A conference room for the future
In some ways, the recent completion of Plantronics’ $2 billion purchase of Polycom was more surprising for the amount paid than the fact that this is basically an audio headset supplier taking over a conferencing technology veteran. Given the way that videoconferencing has evolved to the cloud, Polycom has been much in need of a realignment, to put it politely!
It’s a symptom of a wider issue in conferencing tech. We’ve all been there: the meeting where the presenter can’t get the screen to work and has to call in tech support. Or the videoconference where the first 10 minutes are taken up with people rebooting their PCs then dialling in anyway, because they can’t get voice-over-IP working properly.
Similar things used to happen in other areas of technology – having to re-send documents because the recipient couldn’t read the original format, say, or being unable to work on a borrowed PC because it didn’t have the right set of apps installed. But that was more than a decade ago, and I’d argue we fixed most of those through a combination of standardisation, a shift to the cloud, and arching over it all, the process that we rather grandly call digital transformation.
Transforming the meeting room
So what will it take to similarly transform the meeting room, and what will the result look like? Fortunately, in some organisations it has already happened, so we have a good idea of the latter – and crucially, it provides us with a very useful analogue or parallel in something that most of us have with us most of the time.

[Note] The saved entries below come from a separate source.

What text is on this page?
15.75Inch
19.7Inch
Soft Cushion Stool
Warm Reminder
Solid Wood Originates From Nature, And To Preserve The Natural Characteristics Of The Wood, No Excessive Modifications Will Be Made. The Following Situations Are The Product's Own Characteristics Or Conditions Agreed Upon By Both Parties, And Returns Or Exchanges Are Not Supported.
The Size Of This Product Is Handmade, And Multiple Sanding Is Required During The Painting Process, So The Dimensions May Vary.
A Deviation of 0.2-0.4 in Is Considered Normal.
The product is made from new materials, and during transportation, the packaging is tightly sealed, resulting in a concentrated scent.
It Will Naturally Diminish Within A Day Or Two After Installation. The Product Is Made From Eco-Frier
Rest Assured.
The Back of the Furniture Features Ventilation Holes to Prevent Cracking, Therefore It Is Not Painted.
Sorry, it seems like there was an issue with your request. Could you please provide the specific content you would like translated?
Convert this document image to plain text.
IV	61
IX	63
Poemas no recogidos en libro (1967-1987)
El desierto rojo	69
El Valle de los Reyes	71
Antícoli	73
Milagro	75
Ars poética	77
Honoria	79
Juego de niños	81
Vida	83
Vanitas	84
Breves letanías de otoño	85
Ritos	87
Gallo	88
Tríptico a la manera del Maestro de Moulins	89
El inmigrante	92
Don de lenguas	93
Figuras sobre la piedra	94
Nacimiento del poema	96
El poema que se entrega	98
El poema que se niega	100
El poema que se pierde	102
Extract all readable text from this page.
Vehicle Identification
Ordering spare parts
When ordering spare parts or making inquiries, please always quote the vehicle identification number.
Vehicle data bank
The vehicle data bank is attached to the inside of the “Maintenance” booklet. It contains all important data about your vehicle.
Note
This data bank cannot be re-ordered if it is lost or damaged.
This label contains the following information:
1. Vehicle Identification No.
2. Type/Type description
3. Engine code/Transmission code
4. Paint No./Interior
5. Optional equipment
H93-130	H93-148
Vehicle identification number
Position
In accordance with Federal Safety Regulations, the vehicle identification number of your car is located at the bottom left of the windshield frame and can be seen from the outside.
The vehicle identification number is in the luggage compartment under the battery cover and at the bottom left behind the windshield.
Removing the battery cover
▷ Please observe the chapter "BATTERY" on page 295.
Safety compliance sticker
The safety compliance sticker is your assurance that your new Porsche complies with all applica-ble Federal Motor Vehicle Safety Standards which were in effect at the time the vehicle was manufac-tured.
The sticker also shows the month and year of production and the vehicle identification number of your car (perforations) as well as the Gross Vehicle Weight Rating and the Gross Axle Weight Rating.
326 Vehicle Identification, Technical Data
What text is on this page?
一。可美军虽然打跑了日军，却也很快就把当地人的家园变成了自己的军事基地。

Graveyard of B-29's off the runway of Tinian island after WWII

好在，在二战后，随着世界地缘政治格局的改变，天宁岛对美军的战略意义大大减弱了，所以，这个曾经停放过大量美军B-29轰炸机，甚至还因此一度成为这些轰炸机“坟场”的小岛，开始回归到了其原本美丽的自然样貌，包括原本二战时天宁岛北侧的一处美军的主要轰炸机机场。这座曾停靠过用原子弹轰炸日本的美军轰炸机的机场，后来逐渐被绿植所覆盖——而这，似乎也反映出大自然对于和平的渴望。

That’s the smartphone. Think about it – today’s smartphone is pocket PC, digital camera, satnav, videophone and more, all rolled into one. And it’s not just used by ‘young millennials and digital natives’. Many others, from all generations, are now quite happy swapping photos or videocalling with distant friends and family, for example.
Like the smartphone, the ‘smartroom’ is multifunctional – it’s a meeting room, a conferencing hub, a stage for presentations, a training room, and a studio for video streaming. It can even just be a quiet place to make and take one-to-one video and audio calls. More importantly, it’s all driven from a single easy-to-use interface, and ideally everything works through the same set of screens and controls.
Videoconferencing has moved to the cloud
This is where some of the older vendors lost ground to the cloud-based upstarts – here I’m thinking not so much of the desktop-focused apps, but the multipurpose likes of BlueJeans, LifeSize, StarLeaf and Zoom. Sure, the established names are trying to catch up – Polycom is in the process of integrating its conferencing gear with Microsoft’s Teams UI, for instance – but it’s not clear to me how far this will take them beyond just videoconferencing.
That’s important, because while collaboration strategies and smartrooms typically start with videoconferencing, they have to go further – considerably further – if you want real value from them.
One way to make the smartroom super-easy to use will be AI-guided and voice-driven smart setup schemes, of course. When we can ask Cortana to create a conference call, Siri to set up for streaming video, or Alexa to activate the presentation stage – and this kind of thing is already in the works – then maybe we really will have the conference room of the future.